Germanica
Inferiore, 342 a.U.c., 15 Febbraio
Quel
ragazzo non poteva avere più
di vent’anni - con ogni probabilità ne aveva
qualcuno in meno. Helfried si
fermò per qualche istante davanti alla barella sulla quale
era adagiato il
giovane ferito, poi si rivolse al guerriero fermo a pochi passi di
distanza.
«Quanti morti?»
L’uomo
spinse fieramente in
avanti il mento, ma quel gesto non poté celare il dolore e
lo shock che
l’anziano capo riuscì a leggere nei suoi occhi.
«Una decina» rispose con voce
ferma. «Ne abbiamo contati altrettanti tra i romani,
però. E a breve a quel
numero dovranno anche aggiungere qualche ferito che non
supererà la notte, se
ho giudicato bene quello che ho visto.»
«Non
dare per scontato che i
nostri siano tutti salvi» mormorò Helfried,
scuotendo il capo con amarezza. Il
vecchio abbassò lo sguardo sul ragazzo che si lamentava
flebilmente, sospeso in
uno stato di semi incoscienza, e poi percorse con una rapida occhiata
la radura
tra gli abeti nella quale si erano accampati i suoi uomini.
L’inverno non aveva
ancora sciolto la sua morsa e il terreno era duro di brina e talmente
umido che
i piccoli fuochi accesi qua e là faticavano ad attecchire e
a riscaldare i
feriti che vi erano stati sistemati attorno.
Il
vecchio lasciò che l’aria che
aveva trattenuto nei polmoni defluisse in un sibilo lento e si
condensasse in
una nuvoletta di vapore davanti ai suoi occhi.

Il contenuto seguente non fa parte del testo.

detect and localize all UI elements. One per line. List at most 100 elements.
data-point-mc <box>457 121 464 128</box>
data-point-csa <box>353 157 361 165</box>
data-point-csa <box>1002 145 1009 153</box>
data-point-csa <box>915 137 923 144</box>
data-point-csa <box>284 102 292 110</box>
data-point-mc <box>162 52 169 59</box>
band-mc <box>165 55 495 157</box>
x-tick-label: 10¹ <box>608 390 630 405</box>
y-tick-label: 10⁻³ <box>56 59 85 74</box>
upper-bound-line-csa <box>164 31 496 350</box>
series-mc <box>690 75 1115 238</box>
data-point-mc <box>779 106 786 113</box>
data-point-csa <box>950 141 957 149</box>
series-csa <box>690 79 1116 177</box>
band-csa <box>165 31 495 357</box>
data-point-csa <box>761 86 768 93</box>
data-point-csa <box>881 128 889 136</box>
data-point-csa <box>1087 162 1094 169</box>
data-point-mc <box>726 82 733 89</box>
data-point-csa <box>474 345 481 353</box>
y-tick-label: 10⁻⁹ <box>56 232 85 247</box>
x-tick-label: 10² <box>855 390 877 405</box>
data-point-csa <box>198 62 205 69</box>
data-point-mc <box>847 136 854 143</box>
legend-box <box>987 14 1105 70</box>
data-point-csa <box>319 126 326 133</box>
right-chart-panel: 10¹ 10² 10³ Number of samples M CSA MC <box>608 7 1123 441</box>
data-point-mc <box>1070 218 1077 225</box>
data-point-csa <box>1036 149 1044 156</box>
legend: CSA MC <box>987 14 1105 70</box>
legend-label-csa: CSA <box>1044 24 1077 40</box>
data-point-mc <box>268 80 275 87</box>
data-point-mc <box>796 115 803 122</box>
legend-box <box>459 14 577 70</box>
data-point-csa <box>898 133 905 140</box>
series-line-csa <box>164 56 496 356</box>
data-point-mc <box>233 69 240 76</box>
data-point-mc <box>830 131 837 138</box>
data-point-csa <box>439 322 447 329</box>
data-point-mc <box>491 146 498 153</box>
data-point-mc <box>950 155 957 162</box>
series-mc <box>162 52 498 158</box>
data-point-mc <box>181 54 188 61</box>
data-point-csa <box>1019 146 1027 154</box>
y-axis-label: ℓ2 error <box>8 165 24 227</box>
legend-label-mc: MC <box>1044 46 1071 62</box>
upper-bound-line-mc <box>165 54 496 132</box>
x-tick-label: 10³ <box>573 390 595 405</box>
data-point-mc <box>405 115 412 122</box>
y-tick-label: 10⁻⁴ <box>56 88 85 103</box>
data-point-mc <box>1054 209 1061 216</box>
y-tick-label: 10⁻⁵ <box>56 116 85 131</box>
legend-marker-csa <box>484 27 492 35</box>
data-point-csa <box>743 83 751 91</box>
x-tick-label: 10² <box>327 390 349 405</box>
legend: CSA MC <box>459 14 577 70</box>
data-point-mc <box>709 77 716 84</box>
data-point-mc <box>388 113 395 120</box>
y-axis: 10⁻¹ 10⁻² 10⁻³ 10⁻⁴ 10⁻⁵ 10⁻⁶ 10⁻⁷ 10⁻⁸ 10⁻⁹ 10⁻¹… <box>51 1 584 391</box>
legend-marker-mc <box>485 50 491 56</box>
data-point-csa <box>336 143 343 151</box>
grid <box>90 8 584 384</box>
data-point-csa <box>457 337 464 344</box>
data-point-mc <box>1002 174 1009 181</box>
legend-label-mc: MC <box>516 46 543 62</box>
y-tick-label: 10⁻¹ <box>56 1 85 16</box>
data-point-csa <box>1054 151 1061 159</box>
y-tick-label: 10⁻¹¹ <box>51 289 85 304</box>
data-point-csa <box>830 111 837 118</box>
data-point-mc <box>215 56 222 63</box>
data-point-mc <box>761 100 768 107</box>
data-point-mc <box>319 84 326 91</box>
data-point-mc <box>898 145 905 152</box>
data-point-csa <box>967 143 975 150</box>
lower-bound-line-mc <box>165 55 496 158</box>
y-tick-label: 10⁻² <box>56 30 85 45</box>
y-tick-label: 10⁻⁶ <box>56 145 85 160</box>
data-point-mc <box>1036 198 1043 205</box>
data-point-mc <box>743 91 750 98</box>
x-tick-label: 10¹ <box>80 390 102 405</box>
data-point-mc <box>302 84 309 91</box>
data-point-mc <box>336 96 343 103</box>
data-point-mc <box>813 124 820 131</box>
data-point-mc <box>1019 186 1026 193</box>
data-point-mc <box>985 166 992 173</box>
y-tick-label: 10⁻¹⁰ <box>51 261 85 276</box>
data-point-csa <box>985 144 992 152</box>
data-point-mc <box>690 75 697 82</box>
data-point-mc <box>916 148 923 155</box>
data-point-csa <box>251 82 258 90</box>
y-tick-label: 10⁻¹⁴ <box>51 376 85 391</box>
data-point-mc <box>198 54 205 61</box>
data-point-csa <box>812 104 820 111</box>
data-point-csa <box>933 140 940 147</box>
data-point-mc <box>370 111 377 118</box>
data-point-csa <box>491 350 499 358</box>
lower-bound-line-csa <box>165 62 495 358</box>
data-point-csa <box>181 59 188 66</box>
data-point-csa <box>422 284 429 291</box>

D’un tratto,
sentì che le forze
erano sul punto di abbandonarlo.
Troppe battaglie. Troppi morti.
«Inizio
a essere stanco, Lothar.»
Gli
occhi scuri del guerriero si
fecero più attenti. «Sono giorni
difficili», esordì, in un borbottio sordo,
«ma
non abbiamo scelta: non possiamo arrenderci. Se oggi lasciamo che Roma
conquisti il lago, domani i legionari si faranno più audaci
e pretenderanno di
avere sempre di più. Non possiamo permettere che ci caccino
sulle montagne,
come bestie.»
«No,
ma non possiamo nemmeno
continuare a perdere uomini per difendere steppe e paludi.»
Con
la coda dell’occhio, Helfried
vide Lothar irrigidire la mascella nel tentativo di combattere la
frustrazione.
Era il suo guerriero migliore e lo sapeva: a volte quella
consapevolezza gli
faceva dimenticare la sua posizione e l’obbedienza che doveva
a lui, il capo
villaggio. «Con tutto il rispetto, ma non vedo molte
alternative» mormorò
Lothar, dopo qualche secondo di silenzio.
Il
vecchio sospirò di nuovo. «Fa’
che inviino un messaggio al Legato. Digli che voglio incontrarlo per
discutere
la proposta del loro Imperatore.»
Il
guerriero trattenne il respiro
per una frazione di secondo. «Tuo figlio non sarà
felice di saperlo.»
«Otmar
se ne farà una ragione»,
ringhiò il capo villaggio, «e i suoi compari con
lui. In ogni caso, era solo
una questione di tempo: non avremmo potuto ignorare ancora a lungo le
richieste
del Sacro Concilio.»
«Da
questa cosa non ne verrà
nulla di buono» borbottò Lothar, scuotendo il capo.
«Vedremo»
replicò il vecchio, con
lo sguardo perso tra gli abeti scuri. «Vedremo.»
***
Rieccomi con la versione riveduta e corretta di
questa storia,
pubblicata per la prima volta più di un anno fa sul mio
vecchio profilo. Nella
prima parte non cambierà un gran che, a dire il
vero… spero solo di essere
riuscita a correggere un po’ di sviste, errori e incoerenze.